Gerade das Risiko einer möglichen Asthma-Erkrankung sollten Allergiker nicht unterschätzen, weiß Prof. Jakob. „Die Lungenbeteiligung mit Asthma sollte der Patient und der behandelnde HNO-Arzt oder Allergologe im Blick behalten“, rät er. Während das Risiko einer Überdosierung im klassischen Sinn eher nicht bestehe – sofern man sich an den Beipackzettel und die Empfehlung des Apothekers hält – sei eine Unterversorgung wahrscheinlicher: „Häufig wird unzureichend therapiert.“
Lese-Tipp: Wie erkenne ich die Krankheit? Asthma-Symptome auf einen Blick
Vor dem Risiko einer möglichen Asthma-Erkrankung durch Unterversorgung warnt auch Internist und Allergologe Prof. Gerhard Schultze-Werninghaus in einer Veröffentlichung der Fachzeitschrift für Allgemeinmedizin und Innere Medizin „Praxis Depesche“: „Die Unterbehandlung einer allergischen Rhinitis kann zum Beispiel den Übergang zum Asthma bronchiale fördern.“
Im Video sehen Sie: Heuschnupfen-Gadgets im Härtetest
"Häufig reicht eine Tablette alleine nicht aus"

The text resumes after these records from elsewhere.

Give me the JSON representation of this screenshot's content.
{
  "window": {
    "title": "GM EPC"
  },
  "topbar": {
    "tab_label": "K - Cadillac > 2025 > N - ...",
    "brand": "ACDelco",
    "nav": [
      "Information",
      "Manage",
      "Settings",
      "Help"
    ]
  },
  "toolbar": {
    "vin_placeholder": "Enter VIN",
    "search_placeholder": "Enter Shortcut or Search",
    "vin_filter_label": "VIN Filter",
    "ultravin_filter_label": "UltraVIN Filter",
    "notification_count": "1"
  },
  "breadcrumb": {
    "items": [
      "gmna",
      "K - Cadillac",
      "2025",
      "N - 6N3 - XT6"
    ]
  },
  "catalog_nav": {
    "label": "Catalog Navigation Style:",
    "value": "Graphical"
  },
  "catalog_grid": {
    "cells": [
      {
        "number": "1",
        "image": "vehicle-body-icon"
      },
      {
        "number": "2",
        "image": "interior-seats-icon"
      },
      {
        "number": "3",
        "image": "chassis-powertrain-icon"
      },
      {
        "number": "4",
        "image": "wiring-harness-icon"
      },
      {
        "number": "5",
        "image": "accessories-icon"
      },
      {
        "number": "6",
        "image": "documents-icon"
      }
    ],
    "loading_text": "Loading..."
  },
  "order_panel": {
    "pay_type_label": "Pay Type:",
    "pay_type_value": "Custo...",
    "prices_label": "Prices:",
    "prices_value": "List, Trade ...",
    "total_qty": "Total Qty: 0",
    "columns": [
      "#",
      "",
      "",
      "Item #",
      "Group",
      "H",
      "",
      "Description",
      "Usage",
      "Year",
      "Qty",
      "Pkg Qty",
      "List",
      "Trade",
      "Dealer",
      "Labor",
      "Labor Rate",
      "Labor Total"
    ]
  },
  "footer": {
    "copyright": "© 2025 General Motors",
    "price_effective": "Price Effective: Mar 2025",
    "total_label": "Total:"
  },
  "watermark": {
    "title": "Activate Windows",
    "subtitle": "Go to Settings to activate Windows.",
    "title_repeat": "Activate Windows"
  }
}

Wetterlage, Regen, Trockenperioden – all das beeinflusst jedes Jahr aufs Neue die Allergiesaison. Daher weiß Prof. Jakob: „Jede Allergiesaison ist anders.“ Es könne also sein, dass ein freiverkäufliches Mittel in dem einen Jahr ausreichend war, im nächsten jedoch nicht mehr.
Liegen die Beschwerden beispielsweise im Bereich der Nase oder der Augen, reiche eine einzelne Tablette Antihistaminikum alleine häufig nicht aus. „Ich rate, in der Allergiesaison dauerhaft täglich ein Allergienasenspray – meist mit Kortison – zu verwenden.“ Wichtig sei: Das Nasenspray muss dauerhaft genutzt werden, nicht nur ein- oder zweimal die Woche. „Sonst wirkt es leider nicht“, so der Allergologe.
Gut zu wissen: Vor diesem Kortison müssen Betroffene keine Angst haben. „Es bleibt auf der Nasenschleimhaut und richtet im Körper keine Schäden an.“
Lese-Tipp: Experte über freiverkäufliche Mittel: Wie gefährlich ist Cortisoncreme wirklich?
Für Allergiker: Hilfreiche Alltags-Tipps vom Experten
„Grundsätzlich kann ich als Allergologe schon zu freiverkäuflichen Medikamenten wie Antihistaminika als Tablette, Allergie-Nasensprays oder Allergie-Augentropfen raten“, sagt Prof. Mark Jakob im Interview. Dennoch: Einmal im Jahr würde er Allergikern raten, die Sprechstunde beim Facharzt zu besuchen.
Lese-Tipp: Machen Sie den Test: Wie hoch ist Ihr Allergie-Risiko?
Allergikern können außerdem die folgenden Tipps vom Allergologen helfen:
Ist der Pollenflug hoch, kann vor dem Schlafengehen eine Dusche die Pollen vom Körper spülen.
Die Anwendung einer Nasendusche spült die Pollen aus der Nase und den Nasennebenhöhlen heraus.
Das Schlafzimmerfenster sollte während der Nacht geschlossen bleiben: Nur Stoßlüften ist bei Allergikern in der Allergiezeit erlaubt.